Chronik | Niederösterreich
23.11.2017

Eigenbedarf: 99-Jahre-Vertrag soll enden

Eigentümer möchte nach elf Jahren denkmalgeschützten Hofstadl alleine nutzen.

Der Hofstadl in Siebenhirten (Bezirk Mistelbach) sorgt für Streit zwischen zwei Parteien, die eigentlich nur das Beste für das Architekturkuriosum aus dem 19. Jahrhundert wollen. 2006 wurde ein 99-Jahre-Vertrag unterzeichnet, in dem der Eigentümer, Erwin Netzl, drei Vereinen die unentgeltliche Nutzung zusicherte.

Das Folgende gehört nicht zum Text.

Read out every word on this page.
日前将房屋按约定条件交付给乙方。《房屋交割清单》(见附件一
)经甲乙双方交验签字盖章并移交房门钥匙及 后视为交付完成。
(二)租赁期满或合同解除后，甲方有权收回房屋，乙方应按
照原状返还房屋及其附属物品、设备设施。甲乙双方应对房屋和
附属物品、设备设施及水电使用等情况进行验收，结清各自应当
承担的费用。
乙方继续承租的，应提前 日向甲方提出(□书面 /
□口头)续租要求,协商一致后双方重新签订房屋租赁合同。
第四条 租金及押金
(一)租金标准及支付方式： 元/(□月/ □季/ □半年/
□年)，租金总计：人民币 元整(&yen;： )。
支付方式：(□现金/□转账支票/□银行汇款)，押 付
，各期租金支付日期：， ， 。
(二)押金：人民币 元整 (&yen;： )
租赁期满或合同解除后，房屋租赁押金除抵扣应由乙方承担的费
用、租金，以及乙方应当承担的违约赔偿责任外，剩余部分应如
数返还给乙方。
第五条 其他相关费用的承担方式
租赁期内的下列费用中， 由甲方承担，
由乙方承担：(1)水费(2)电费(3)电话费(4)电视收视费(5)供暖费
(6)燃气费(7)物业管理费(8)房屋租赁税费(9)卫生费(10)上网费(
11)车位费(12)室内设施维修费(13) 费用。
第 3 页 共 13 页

Netzl hat nun aber Anfang Oktober ein juristisches Schreiben verschickt, in dem er die sofortige Beendigung dieses Vertrags fordert. Als Begründung nennt er Eigenbedarf.

Schlösser getauscht

Das Kulturzentrum Siebenhirten ist nun fassungslos: "Wir haben das Schreiben bekommen und noch am selben Tag wurden die Schlösser ausgetauscht." Namentlich will keines der Mitglieder in der Zeitung genannt werden. Sie haben sich aber rechtlichen Beistand geholt. "Unser Anwalt verteidigt unseren Besitzanspruch. Es gibt auch eine einstweilige Verfügung, dass keine Veränderungen mehr vorgenommen werden dürfen bis zum Ende des Prozesses", heißt es weiter vom Kulturzentrum. Man geht davon aus, dass der 99-Jahre-Vertrag nicht so einfach aufgelöst werden kann.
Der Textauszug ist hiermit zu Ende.